I've been searching far and wide for an answer to this but to no avail. My lament is as follows:
I have a ClassA
that roughly looks like this:
class ClassA : public QObject {
Q_OBJECT
public:
ClassA() { mName = "lol"; }
~ClassA();
void ShowName() { std::cout << mName << std::endl; }
std::string mName;
};
Of course, since I use moc, this class is actually split into cpp and hpp in my project but that part is not the issue here.
Please note that I do not use Q_DECLARE_METATYPE
on purpose because I don't actually need its features (QVariant expansion) right now. I only care about runtime instantiation.
The issue here is that Q_OBJECT
forbids the copy and assignment constructors. Due to that, I have to apply qRegisterMetaType
not to ClassA
itself but to ClassA*
which seems to work fine at first glance.
Now, I want to create this class dynamically at runtime from a string and run the method ShowName()
. I'm doing that like this:
int main() {
qRegisterMetaType<ClassA*>("ClassA*");
int id = QMetaType::type("ClassA*");
std::cout << "meta id: " << id << std::endl; // Outputs correct generated user id (not 0)

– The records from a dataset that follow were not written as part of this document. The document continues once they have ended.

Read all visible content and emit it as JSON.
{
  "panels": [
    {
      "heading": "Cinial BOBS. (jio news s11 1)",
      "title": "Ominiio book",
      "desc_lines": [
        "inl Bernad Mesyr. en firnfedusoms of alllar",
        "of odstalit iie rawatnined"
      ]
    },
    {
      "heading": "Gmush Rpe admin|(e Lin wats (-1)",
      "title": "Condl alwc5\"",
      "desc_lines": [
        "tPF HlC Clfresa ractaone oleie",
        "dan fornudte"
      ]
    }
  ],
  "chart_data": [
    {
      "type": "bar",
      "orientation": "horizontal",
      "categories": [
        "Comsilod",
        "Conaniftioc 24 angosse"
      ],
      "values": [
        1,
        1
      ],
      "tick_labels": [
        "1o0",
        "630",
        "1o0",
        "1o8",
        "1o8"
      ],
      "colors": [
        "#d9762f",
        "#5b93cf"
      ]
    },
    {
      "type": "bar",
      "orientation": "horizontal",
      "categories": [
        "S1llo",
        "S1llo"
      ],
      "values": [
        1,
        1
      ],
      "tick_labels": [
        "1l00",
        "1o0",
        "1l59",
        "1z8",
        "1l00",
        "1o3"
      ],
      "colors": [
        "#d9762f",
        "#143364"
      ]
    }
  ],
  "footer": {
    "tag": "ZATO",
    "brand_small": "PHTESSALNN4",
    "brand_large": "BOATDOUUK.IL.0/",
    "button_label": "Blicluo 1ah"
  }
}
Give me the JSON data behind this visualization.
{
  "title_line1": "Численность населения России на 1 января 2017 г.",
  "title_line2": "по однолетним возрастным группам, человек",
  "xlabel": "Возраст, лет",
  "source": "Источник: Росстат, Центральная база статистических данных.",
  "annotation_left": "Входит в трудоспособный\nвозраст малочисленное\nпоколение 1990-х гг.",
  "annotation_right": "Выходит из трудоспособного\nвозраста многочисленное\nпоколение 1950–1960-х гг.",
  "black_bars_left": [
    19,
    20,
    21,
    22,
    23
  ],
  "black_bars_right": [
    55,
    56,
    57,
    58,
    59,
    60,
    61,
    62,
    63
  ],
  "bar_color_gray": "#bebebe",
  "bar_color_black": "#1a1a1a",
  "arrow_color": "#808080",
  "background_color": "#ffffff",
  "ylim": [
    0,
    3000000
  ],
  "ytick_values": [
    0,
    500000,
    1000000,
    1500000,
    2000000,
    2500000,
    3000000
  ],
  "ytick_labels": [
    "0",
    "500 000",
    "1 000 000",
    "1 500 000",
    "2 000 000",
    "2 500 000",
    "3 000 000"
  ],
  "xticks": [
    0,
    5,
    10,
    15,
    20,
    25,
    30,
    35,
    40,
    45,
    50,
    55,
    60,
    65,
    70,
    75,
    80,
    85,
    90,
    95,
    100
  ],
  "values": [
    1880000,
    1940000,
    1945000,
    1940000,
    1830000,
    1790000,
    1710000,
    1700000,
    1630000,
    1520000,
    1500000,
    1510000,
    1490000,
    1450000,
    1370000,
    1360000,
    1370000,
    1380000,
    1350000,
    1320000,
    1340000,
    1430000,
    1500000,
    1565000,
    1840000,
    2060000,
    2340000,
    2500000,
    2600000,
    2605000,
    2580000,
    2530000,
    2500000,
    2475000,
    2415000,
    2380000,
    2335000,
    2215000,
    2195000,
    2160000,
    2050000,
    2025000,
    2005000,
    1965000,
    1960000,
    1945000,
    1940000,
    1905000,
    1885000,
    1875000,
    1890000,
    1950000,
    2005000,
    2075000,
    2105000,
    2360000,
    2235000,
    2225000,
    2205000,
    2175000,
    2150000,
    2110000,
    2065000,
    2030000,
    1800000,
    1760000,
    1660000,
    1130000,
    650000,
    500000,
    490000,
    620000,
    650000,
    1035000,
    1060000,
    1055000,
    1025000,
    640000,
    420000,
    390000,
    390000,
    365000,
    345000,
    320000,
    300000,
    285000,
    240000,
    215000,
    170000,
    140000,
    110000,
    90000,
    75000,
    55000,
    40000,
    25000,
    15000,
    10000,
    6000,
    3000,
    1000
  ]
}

ClassA* myclass = static_cast<ClassA*>(QMetaType::construct(id));
myclass->ShowName(); // Segfaults, oh dear
return 0;
}
Now, there is my issue. I don't seem to actually have a correctly constructed object there.
If we change the class to look like this:
class ClassA : public QObject {
Q_OBJECT
public:
ClassA() { mName = "lol"; }
ClassA(const ClassA& other) { assert(false && "DONT EVER USE THIS"); }
~ClassA();
void ShowName() { std::cout << mName << std::endl; }
std::string mName;
};
then we can change our program accordingly to:
int main() {
qRegisterMetaType<ClassA>("ClassA");
int id = QMetaType::type("ClassA");
std::cout << "meta id: " << id << std::endl; // Outputs correct generated user id (not 0)
ClassA* myclass = static_cast<ClassA*>(QMetaType::construct(id));
myclass->ShowName(); // "lol", yay
return 0;
}
Obviously I could just use my fake overwritten copy constructor but it doesn't feel right and Qt suggests against that and instead suggests the use of pointers to QObjects only.
Does anyone see what's wrong here? Also, I am aware there are similar questions on SO but none of them tackle this exact problem.